The influence of these variables is, of course, theoretical and mathematical. Do they pan out in actual practice?

Reddick et al. published a simple experiment in 2011 to examine flow rates with different intravenous devices. In general, they found good agreement with Poiseuille’s Law. I have abridged their data to include peripheral IVs only (the stuff that you all are going to use most frequently).
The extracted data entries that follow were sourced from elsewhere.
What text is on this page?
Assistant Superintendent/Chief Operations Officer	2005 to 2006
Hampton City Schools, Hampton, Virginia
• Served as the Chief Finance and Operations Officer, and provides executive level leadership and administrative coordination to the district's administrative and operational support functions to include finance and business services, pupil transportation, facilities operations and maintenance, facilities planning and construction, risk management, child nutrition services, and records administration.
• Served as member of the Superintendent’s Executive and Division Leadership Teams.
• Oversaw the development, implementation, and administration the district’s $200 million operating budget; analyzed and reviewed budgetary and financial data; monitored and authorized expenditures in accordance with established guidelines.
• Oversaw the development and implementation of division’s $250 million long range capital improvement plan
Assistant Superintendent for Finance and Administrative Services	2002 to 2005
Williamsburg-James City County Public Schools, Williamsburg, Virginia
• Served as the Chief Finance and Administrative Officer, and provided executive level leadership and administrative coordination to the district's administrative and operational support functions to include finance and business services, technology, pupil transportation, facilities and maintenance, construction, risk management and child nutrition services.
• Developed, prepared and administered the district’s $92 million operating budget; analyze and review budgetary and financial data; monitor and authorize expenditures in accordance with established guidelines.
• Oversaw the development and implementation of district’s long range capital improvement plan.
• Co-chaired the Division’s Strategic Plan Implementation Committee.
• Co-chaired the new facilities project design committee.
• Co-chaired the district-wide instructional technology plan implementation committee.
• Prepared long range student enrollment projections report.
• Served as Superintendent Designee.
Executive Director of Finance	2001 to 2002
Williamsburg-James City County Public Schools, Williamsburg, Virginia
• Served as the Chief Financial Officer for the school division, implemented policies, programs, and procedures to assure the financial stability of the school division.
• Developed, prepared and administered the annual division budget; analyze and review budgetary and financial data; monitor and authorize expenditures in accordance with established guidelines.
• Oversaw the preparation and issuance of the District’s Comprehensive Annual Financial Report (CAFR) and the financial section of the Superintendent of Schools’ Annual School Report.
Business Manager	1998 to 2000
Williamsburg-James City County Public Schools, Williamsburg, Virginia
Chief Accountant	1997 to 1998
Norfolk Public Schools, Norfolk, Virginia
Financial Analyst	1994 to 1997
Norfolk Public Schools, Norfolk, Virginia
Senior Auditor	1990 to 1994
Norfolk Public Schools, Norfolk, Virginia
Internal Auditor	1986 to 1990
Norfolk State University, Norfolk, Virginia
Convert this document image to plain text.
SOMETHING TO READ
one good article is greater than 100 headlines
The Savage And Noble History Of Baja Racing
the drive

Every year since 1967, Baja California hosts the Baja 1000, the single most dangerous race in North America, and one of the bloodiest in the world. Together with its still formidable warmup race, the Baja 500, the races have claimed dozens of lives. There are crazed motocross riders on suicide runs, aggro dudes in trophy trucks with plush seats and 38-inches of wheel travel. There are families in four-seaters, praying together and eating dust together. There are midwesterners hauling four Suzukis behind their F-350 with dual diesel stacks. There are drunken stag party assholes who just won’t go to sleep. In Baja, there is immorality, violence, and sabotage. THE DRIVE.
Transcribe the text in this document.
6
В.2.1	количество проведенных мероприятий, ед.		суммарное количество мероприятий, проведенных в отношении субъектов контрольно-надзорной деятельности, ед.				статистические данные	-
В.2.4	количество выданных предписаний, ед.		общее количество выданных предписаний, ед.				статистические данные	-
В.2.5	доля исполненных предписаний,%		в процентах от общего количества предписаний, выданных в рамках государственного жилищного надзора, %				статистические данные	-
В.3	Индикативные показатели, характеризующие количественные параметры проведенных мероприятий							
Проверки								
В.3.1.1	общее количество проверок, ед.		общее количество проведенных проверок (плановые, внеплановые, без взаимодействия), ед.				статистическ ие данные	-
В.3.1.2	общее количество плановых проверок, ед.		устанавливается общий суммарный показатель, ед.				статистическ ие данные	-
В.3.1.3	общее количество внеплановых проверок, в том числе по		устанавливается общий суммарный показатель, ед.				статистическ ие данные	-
The best comparison is between the 14ga and 16ga catheters, as they have exactly the same length. Despite all other variables being equal, the catheter gauge alone improved flow by 65%! This is the difference between 4.2 min for your liter bag to empty and 6.4 min for your liter bag to empty (and we’re not even considering the additional application of pressure). They also interestingly found that the addition of a needle-free connector (“bung”) reduced flow by 40% with peripheral IVs…
When things are so small, it’s hard to imagine how big the difference between two gauges is. So I took the internal diameters of the most common gauges of angiocath, and blew them up to a size that we could understand better. In the diagram below, the diameter of a 24 gauge catheter is equivalent to a 6ft man.

When viewed this way, we can imagine a tremendous difference between these catheter gauges! I mean, a 14 gauge is like…

So, in conclusion, there appears to be a significant difference between catheters, even when they are only one size larger or smaller. If you want to get big water into your patient, observe the following recommendations:
- Gauge is king. Choose the fattest tube you can stick into the patient.
- When it comes to catheter length, it’s not the size… it’s how you use it. Shorter catheter lengths mean less resistance.
- Consider plugging your drip set directly into the catheter hub instead of using a needle-free adapter or saline lock. The aforementioned study reports significant loss of flow through these types of connectors.
- Optimize the pressure difference between the bag and the vein. Place the bag high above the patient and use a compression sleeve, if indicated.